Intelligent Vehicle Engineer (Connected Autonomous Vehicle Research Group)
August 2016 - March 2017
Worked within Changan's Connected and Autonomous Vehicle research team to design and develop various vehicle safety models for 360-degrees target classification and warnings notifications with and without line-of-sight requirements.
Embedded Software Engineer (Intern)
May 2016 - August 2016
Worked with application teams, forward systems algorithm group, and controller design groups to define the functionality, develop algorithms, and implement them in accordance with the V-Model Software Development Life Cycle.
Software Development Intern (Board Support Package)
January 2016 - May 2016
Developed the BSP (Board Support Package) for custom hardware with i.MX6 Solo Processor and several peripherals. Worked towards low-level board bring-ups and provided support for the following peripherals.
Support for RAM file system to manipulate files during runtime.
Support for SPI NOR Flash and Parallel NOR Flash mounted as a filesystem at startup.
Support for Removable storage (SD, microSD, USB Flash). Also, provided support for its auto-detection and auto mounting at the attachment.
Support for USB OTG to be used for the Console Service, Mass-Storage Device, and USB-to-Ethernet Adapter attachments.
Added new features to the QNX OS for the BSP including auto-detection and switching between device stack to provide console service, host stack to provide auto-mounting of mass storage devices, and host stack to provide networking with USB-Ethernet Adapter based on the type of attachment.
August 2015 - December 2015
Designed and Developed the control GUI for a prosthetic system used to help rehabilitate post-stroke patients. It used an Arduino controller for adaptive adjustment of the air bubble pressure at the desired psi value for various points on the leg. Also designed a GUI which allows the user to enter the desired psi values for each air bubble and simultaneously measure current bubble pressure and display it on the GUI in real-time.
Used two Arduino UNO, one for sending the signals to 32 solenoids controlling airflow from Alicat Mass Flow Controller into the respective air bubbles, and one for receiving sense signal from 32 corresponding air pressure sensor. Signals were also sent to the Solenoids for deflating the air bubbles when required.
Developed the communication protocol involving ACK and NACK and implemented them in MATLAB GUI for sending commands to one of the Arduino and receiving sense signals from another and hence provided the synchronization and feedback.
January 2014 - May 2014
Designed and developed a 2 Dimensional plotter (Smart XY Plotter) at the Mechatronics Lab, IISc, capable of plotting any 2D image using a pen, which was controlled by means of a Solenoid and two stepper motors (responsible for x, y, and z directional movement).

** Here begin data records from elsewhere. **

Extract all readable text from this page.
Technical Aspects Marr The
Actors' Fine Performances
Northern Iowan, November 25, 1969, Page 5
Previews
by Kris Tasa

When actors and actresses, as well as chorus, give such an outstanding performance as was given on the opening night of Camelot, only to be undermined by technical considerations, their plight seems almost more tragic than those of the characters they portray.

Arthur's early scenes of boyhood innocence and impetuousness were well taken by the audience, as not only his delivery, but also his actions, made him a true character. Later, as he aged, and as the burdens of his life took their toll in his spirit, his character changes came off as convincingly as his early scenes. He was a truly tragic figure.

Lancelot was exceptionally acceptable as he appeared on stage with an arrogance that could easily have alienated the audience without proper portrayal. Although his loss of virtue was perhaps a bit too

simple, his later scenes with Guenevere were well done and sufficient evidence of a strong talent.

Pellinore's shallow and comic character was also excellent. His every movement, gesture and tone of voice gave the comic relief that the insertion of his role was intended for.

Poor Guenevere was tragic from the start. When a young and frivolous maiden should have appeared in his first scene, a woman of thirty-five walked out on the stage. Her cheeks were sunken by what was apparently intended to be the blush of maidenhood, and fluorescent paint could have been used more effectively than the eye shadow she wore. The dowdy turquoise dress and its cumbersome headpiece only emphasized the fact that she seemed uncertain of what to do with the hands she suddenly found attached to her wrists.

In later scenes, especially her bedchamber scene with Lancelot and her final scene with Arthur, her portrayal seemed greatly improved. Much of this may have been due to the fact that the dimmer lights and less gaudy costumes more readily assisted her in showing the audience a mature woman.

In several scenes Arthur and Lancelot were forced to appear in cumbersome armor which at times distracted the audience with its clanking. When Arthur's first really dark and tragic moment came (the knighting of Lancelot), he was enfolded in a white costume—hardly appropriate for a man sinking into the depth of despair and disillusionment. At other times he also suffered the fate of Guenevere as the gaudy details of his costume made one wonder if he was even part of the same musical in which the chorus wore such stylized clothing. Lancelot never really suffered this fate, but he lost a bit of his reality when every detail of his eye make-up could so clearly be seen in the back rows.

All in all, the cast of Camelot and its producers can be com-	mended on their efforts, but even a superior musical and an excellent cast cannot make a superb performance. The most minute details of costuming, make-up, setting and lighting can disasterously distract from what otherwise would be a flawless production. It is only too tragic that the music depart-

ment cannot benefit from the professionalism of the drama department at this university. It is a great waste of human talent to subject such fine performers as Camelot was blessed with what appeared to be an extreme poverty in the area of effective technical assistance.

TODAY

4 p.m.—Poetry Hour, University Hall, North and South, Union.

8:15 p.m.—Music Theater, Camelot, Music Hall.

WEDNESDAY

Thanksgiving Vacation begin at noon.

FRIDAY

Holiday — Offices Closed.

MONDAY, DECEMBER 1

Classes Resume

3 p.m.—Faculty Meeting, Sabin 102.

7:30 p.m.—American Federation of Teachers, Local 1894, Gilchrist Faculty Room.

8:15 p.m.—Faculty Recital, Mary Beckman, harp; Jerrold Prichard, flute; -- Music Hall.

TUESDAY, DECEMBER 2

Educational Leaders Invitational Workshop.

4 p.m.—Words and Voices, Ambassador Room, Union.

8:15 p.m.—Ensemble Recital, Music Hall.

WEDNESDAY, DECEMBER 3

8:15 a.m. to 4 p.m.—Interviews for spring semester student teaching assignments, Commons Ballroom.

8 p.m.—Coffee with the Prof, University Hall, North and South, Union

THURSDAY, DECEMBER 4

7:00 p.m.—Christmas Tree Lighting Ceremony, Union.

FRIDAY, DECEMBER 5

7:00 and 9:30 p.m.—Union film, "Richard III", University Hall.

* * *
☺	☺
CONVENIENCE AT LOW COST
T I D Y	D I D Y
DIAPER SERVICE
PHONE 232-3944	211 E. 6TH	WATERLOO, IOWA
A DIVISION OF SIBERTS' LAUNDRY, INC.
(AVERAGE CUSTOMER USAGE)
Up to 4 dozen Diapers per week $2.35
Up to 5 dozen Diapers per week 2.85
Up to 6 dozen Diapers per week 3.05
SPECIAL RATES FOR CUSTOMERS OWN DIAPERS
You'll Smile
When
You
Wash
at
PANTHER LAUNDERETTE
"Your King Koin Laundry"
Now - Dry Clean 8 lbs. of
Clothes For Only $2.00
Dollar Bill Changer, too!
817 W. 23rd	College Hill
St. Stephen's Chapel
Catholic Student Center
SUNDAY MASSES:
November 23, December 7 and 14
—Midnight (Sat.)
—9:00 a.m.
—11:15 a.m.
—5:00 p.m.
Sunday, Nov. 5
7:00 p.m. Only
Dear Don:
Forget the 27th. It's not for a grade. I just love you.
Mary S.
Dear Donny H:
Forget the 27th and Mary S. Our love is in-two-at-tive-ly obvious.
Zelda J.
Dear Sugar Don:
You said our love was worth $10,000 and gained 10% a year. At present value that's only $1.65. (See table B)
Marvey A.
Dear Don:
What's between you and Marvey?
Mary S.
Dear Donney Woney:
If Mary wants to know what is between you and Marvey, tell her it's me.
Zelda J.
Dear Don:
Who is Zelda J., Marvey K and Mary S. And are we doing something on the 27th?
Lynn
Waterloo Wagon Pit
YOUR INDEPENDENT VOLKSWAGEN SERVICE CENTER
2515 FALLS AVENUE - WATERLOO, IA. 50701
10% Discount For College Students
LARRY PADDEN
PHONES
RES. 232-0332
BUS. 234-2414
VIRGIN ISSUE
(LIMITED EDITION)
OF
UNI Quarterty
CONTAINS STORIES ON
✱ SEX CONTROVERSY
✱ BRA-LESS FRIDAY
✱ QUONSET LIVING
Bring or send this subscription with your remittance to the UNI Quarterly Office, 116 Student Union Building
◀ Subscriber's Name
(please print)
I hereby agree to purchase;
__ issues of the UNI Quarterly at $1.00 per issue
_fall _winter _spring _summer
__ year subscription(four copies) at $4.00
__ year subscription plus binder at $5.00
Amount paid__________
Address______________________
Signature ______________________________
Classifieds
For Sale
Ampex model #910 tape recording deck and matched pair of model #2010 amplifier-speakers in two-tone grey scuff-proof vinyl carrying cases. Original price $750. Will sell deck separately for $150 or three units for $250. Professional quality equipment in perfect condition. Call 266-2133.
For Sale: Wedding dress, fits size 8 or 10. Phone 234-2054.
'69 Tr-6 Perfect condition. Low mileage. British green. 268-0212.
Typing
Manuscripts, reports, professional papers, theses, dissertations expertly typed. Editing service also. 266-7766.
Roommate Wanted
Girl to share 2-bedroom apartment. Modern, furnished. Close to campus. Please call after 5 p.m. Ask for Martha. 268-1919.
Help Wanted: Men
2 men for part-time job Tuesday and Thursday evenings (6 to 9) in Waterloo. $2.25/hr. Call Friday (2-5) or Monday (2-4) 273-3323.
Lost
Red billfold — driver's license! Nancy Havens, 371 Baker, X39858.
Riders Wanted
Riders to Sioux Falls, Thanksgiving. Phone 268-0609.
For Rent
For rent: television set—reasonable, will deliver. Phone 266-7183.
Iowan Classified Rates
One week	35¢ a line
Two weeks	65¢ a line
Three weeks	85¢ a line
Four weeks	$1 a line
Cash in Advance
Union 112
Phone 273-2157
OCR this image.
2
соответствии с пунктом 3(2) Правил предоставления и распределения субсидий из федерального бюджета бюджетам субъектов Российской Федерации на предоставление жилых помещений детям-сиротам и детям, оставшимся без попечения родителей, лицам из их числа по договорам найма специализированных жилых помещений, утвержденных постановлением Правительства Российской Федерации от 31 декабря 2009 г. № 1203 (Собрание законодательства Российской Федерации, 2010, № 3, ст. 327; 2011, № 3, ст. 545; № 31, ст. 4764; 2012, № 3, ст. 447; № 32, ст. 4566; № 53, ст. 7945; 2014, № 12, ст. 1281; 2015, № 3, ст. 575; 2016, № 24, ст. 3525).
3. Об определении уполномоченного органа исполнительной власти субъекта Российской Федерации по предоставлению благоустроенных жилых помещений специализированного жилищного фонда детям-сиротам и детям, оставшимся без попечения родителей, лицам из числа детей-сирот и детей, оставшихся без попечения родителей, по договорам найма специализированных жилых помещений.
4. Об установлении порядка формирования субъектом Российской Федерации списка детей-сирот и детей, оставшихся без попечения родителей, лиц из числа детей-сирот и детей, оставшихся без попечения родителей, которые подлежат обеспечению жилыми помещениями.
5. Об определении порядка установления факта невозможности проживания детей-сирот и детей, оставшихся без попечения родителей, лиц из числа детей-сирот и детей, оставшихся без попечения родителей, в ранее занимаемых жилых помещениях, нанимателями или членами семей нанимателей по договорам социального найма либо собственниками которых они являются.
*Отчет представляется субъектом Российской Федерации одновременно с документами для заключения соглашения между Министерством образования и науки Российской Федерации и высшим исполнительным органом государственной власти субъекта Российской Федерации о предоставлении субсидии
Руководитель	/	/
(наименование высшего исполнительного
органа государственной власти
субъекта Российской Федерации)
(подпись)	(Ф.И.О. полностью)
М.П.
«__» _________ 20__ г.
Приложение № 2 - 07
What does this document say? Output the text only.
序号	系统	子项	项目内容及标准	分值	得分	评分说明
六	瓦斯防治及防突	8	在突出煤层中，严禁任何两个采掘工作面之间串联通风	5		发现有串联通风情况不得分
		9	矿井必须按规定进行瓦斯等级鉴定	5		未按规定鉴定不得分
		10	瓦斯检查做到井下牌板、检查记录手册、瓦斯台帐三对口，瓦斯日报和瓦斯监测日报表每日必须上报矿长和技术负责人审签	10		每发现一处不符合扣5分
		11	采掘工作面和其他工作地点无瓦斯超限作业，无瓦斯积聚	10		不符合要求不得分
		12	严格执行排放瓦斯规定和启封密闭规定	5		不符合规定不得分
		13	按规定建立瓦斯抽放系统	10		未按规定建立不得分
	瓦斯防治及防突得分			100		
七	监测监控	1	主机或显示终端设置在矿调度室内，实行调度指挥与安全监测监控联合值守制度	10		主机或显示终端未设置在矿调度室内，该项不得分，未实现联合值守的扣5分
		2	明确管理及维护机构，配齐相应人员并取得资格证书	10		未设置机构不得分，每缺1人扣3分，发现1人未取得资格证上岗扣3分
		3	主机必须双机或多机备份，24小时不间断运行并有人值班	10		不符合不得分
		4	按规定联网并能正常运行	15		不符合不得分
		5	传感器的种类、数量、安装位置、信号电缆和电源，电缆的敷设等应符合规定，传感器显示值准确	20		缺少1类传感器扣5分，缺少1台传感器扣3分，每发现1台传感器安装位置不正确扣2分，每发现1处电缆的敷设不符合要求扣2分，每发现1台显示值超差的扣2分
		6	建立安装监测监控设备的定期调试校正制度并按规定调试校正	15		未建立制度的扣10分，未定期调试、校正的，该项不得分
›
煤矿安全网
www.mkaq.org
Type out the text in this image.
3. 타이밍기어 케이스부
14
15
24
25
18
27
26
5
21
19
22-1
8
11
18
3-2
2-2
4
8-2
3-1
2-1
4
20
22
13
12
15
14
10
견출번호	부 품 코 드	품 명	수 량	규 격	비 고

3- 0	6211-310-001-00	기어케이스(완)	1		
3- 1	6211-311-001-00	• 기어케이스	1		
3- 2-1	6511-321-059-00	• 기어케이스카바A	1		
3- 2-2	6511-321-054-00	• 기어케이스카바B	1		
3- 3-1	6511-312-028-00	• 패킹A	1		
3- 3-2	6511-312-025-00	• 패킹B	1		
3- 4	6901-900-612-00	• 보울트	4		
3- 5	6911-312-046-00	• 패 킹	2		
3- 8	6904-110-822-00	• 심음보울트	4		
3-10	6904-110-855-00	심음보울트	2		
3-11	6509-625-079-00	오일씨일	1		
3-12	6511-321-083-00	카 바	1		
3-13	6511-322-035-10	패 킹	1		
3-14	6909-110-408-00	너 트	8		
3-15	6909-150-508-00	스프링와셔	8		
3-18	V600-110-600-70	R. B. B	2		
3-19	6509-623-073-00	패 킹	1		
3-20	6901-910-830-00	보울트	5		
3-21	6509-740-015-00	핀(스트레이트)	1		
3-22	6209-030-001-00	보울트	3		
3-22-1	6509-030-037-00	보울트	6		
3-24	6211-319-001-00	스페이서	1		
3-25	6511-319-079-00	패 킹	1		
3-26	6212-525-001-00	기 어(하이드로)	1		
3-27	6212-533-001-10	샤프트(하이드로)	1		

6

The control system was governed by an ARM Processor (STM32F4 Discovery Board) to plot images which features were extracted using MATLAB.
Developed the GUI in MATLAB which allows a user to either upload the image of their choice or select any other plot (Arbitrary interpolated curve, texts, shapes).
Used two timers for controlling and synchronizing the parallel movement of X and Y motors to provide any curve of any desired slope.
The solenoid setup was brought back to its initial position after every plot. Limit switches were used to detect its arrival at the desired reset position.